Mark has responded to calls at all hours of the day and night for almost four decades, and he says the reward is the appreciation of the residents.

“In a small community, it’s about neighbors helping neighbors. When I get a call at my end of town, I grab my stuff and go, while my partner grabs the truck and meets me there, and vice versa. It’s a team effort—and I’m in fine company,” he says.

Mark believes that community service is a value that’s nurtured at home.

“It’s important to recognize the spouses of our volunteers. There’s no schedule—you get the call and you just go. Doing these jobs has an impact at home and I think we should recognize their efforts,” he says.

“I’ve always been inspired by my parents who were very active in the community. They were always doing something for other people. For them it was a way of life, it was effortless. They really were the greatest generation.”

For Mark, the Town Parade at the Killingworth 350th Anniversary Celebration was a special event.

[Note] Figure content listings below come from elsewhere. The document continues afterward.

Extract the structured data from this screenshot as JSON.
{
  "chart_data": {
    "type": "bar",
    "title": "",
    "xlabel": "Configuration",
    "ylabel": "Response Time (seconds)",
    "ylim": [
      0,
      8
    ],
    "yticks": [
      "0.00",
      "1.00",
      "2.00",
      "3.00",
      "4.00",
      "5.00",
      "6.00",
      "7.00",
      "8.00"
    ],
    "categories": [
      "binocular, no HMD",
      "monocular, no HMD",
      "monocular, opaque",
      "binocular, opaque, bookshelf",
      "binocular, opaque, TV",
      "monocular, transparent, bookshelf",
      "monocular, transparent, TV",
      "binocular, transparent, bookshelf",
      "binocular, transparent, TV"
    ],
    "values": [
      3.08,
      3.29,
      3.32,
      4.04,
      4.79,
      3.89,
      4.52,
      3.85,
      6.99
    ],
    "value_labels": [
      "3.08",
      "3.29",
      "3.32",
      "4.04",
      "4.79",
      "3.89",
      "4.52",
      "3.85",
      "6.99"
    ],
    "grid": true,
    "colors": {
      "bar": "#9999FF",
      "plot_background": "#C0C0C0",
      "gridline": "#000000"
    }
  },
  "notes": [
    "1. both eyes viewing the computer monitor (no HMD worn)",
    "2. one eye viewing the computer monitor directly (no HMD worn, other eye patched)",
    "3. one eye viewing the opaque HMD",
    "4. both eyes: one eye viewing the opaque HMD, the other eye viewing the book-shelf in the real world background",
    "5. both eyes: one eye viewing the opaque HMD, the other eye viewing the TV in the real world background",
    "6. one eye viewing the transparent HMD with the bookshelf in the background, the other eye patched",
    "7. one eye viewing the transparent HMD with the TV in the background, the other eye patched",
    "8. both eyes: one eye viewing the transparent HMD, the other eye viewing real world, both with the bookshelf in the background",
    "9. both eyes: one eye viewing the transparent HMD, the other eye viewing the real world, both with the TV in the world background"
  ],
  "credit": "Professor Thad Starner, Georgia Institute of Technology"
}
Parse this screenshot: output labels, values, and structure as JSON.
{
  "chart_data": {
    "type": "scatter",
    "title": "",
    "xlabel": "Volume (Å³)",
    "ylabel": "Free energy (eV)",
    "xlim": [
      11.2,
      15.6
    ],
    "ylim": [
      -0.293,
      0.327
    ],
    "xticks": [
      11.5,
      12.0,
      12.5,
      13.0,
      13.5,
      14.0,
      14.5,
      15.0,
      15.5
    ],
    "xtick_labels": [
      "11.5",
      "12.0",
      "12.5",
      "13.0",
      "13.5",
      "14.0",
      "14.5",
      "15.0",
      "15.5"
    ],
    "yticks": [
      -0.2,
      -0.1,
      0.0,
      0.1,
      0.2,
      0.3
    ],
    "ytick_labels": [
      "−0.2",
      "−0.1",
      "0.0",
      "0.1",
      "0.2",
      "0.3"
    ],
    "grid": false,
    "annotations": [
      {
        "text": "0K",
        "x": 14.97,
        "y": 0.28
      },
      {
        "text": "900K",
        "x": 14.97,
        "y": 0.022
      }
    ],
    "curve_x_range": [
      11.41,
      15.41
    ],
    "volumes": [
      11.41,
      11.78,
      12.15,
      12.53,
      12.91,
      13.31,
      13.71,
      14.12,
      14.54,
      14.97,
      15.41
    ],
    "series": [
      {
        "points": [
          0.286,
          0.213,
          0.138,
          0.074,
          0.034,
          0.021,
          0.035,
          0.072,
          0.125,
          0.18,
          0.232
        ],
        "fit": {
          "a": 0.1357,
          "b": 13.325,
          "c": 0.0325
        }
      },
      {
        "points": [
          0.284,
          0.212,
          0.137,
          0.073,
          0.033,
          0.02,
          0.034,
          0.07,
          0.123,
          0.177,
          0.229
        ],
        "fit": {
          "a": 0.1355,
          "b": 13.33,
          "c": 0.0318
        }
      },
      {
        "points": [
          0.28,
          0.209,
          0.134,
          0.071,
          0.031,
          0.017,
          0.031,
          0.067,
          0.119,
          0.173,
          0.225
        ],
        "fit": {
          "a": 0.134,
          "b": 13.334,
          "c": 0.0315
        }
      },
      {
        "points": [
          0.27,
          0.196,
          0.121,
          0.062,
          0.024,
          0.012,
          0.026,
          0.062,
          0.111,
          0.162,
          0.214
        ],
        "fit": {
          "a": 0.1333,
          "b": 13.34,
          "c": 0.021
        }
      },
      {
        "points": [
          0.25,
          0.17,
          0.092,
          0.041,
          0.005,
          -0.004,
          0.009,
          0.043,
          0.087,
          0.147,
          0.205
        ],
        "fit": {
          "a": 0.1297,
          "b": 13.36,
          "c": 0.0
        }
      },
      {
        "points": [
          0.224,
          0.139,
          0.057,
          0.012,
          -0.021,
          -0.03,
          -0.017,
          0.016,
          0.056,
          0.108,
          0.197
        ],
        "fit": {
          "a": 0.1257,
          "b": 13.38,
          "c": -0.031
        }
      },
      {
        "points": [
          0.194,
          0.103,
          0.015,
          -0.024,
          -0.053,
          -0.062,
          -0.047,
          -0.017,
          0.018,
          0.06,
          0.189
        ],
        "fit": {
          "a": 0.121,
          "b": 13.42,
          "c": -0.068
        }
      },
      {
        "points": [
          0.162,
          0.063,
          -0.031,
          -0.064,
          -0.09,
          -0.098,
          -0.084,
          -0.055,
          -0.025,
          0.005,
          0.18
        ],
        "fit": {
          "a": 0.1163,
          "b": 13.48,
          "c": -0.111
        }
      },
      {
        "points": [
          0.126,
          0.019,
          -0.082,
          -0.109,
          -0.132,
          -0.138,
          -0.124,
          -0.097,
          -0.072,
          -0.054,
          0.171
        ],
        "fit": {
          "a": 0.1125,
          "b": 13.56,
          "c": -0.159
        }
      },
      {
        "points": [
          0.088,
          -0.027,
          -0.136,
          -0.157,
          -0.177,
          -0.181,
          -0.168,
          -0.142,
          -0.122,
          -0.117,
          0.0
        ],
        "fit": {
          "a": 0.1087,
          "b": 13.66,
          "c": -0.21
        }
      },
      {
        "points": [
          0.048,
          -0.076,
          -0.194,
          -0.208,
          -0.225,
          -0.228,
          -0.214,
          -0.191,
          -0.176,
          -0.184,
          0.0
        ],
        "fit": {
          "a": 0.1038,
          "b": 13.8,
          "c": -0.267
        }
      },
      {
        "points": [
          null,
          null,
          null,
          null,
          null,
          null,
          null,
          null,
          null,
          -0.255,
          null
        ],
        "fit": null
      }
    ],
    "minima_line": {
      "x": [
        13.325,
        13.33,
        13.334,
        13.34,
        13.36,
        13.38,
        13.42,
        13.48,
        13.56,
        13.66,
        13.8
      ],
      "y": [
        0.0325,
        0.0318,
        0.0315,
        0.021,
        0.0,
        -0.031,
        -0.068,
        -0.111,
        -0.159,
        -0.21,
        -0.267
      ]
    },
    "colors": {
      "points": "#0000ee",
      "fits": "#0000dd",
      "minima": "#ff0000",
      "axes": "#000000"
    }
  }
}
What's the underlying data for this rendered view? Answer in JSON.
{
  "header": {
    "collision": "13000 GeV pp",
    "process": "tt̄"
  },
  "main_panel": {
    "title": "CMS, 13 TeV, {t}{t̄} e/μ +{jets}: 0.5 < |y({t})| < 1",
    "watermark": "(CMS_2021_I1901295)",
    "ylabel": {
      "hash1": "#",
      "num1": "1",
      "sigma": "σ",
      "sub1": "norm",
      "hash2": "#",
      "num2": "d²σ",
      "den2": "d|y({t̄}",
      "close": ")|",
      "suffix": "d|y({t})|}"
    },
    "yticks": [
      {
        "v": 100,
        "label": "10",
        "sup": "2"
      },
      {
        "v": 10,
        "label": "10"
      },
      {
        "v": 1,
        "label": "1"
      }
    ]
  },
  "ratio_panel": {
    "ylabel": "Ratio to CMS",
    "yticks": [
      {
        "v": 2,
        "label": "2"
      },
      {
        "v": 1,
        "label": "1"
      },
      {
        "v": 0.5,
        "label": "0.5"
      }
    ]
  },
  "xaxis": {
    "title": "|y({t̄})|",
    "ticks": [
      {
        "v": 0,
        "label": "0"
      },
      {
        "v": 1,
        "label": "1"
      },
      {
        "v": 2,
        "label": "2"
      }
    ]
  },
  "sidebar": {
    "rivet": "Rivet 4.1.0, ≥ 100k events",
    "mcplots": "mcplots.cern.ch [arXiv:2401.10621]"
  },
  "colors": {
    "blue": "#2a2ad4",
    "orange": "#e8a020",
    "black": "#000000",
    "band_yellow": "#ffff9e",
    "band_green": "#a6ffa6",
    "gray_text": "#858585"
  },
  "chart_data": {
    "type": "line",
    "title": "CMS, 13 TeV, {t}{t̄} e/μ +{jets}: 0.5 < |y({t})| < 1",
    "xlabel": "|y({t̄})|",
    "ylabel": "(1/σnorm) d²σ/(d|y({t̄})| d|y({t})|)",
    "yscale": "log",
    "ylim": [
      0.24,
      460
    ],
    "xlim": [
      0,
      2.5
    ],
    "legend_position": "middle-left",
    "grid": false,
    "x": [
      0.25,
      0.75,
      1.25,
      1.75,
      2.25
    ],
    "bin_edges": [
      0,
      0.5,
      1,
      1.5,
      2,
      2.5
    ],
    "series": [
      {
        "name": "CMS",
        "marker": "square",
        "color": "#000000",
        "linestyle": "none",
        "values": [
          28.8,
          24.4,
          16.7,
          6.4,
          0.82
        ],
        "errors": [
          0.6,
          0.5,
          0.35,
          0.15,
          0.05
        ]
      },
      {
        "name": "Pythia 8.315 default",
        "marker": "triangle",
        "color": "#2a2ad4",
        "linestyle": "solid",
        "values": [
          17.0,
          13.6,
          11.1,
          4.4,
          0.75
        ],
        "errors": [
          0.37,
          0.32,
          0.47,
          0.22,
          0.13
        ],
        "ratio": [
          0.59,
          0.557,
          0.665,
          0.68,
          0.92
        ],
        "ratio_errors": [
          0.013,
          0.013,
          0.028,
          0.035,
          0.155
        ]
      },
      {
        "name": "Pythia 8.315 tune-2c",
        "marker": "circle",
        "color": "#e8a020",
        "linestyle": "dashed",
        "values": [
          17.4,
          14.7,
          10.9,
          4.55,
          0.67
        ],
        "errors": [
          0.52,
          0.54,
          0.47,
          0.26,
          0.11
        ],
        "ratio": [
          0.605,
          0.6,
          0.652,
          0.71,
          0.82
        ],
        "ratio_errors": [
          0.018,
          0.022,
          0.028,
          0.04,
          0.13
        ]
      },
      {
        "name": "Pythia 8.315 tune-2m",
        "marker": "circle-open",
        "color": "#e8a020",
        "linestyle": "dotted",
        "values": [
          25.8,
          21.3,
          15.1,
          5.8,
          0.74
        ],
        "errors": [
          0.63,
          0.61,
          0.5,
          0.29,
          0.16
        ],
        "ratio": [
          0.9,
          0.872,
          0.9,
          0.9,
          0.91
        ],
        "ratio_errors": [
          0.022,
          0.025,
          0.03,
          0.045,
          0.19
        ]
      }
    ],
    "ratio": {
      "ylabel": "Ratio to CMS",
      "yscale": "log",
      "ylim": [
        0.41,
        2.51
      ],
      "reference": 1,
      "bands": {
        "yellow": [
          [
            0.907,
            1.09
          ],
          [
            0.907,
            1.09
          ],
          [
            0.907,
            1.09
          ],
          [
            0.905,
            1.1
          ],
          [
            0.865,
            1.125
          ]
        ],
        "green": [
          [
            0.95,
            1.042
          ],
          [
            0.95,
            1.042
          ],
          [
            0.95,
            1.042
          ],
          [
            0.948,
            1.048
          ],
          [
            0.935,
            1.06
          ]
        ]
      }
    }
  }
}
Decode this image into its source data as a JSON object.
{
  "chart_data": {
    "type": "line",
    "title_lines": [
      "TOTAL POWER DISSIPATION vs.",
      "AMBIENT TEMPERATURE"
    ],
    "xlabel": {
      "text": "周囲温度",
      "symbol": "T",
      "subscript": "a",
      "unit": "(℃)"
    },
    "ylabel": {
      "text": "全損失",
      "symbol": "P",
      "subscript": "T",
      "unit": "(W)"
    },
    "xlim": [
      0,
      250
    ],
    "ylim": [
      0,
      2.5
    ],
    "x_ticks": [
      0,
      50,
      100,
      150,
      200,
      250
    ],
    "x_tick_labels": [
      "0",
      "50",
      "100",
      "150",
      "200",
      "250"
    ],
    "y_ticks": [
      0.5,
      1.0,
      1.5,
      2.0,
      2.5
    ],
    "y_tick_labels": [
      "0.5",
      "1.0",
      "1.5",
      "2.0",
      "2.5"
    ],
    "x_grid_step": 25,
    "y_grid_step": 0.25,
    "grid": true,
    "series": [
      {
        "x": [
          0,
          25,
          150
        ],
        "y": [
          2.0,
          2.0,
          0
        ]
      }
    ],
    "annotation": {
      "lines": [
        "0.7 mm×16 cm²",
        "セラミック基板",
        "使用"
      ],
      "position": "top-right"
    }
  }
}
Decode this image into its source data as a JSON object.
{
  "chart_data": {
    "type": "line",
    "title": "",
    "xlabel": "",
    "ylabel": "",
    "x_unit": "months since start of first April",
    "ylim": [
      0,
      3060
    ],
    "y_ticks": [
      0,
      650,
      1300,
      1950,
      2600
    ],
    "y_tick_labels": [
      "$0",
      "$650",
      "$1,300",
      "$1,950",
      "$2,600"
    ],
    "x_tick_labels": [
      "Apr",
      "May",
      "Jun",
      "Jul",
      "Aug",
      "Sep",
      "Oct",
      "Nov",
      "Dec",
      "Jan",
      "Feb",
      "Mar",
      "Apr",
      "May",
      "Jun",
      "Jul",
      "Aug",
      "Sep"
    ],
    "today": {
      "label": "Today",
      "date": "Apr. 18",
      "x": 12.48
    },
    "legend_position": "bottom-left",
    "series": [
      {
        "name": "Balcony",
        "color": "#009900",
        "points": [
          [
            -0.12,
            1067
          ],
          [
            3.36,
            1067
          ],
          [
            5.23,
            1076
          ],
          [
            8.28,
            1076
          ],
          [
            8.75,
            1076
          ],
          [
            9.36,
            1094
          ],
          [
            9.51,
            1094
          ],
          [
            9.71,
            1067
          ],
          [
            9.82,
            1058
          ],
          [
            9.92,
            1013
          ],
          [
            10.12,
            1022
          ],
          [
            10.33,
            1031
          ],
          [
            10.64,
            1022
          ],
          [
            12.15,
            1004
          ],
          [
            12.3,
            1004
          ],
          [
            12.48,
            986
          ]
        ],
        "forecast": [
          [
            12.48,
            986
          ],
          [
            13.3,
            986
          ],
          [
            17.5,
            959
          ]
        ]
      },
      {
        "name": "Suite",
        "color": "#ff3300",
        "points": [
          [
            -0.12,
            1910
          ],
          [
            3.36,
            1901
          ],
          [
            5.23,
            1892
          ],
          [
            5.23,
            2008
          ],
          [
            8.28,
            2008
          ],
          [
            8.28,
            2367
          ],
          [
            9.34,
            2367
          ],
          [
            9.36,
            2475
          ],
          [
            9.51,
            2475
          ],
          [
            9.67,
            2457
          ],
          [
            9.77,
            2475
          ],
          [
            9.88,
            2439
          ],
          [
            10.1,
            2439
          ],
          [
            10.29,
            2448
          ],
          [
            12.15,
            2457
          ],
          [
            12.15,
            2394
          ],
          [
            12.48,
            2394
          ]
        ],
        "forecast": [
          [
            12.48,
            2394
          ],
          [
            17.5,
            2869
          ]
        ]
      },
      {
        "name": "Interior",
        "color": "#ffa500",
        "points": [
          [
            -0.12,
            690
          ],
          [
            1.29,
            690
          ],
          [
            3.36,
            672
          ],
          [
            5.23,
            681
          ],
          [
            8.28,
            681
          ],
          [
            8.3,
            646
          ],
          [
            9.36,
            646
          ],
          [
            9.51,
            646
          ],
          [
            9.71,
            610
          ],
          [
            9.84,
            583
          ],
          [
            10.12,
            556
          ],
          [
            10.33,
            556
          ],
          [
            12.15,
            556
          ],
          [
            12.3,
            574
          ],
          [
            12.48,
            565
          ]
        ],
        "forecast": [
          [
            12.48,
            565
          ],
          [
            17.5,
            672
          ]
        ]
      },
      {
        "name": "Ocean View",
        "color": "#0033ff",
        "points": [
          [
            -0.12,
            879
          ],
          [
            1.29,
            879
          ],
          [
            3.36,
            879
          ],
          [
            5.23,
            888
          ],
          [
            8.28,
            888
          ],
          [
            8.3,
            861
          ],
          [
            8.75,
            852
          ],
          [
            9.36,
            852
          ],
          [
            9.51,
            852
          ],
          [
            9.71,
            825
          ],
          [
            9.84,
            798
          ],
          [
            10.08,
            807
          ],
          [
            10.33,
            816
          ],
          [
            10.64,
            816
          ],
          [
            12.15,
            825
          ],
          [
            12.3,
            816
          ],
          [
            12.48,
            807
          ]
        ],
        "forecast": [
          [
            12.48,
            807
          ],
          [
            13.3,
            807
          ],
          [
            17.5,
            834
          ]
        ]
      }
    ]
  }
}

“I was pulling the hay wagon with the ambulance volunteers and the street was lined with people cheering and yelling ‘Thank you.’ I’d never heard appreciation like that. It was great.”

It’s a sentiment echoed by the people of Killingworth for their new Citizen of the Year, according to First Selectmen Cathy Iino.

“Mark Clifton’s middle name is ‘service.’ On any issue that comes up, Mark focuses on the implications for those who need service, and especially, on those whose lives are hardest,” she says. “It’s never about the convenience or the glory of the providers. For Mark, it’s entirely about helping others, and teaching others how to live by the same values.”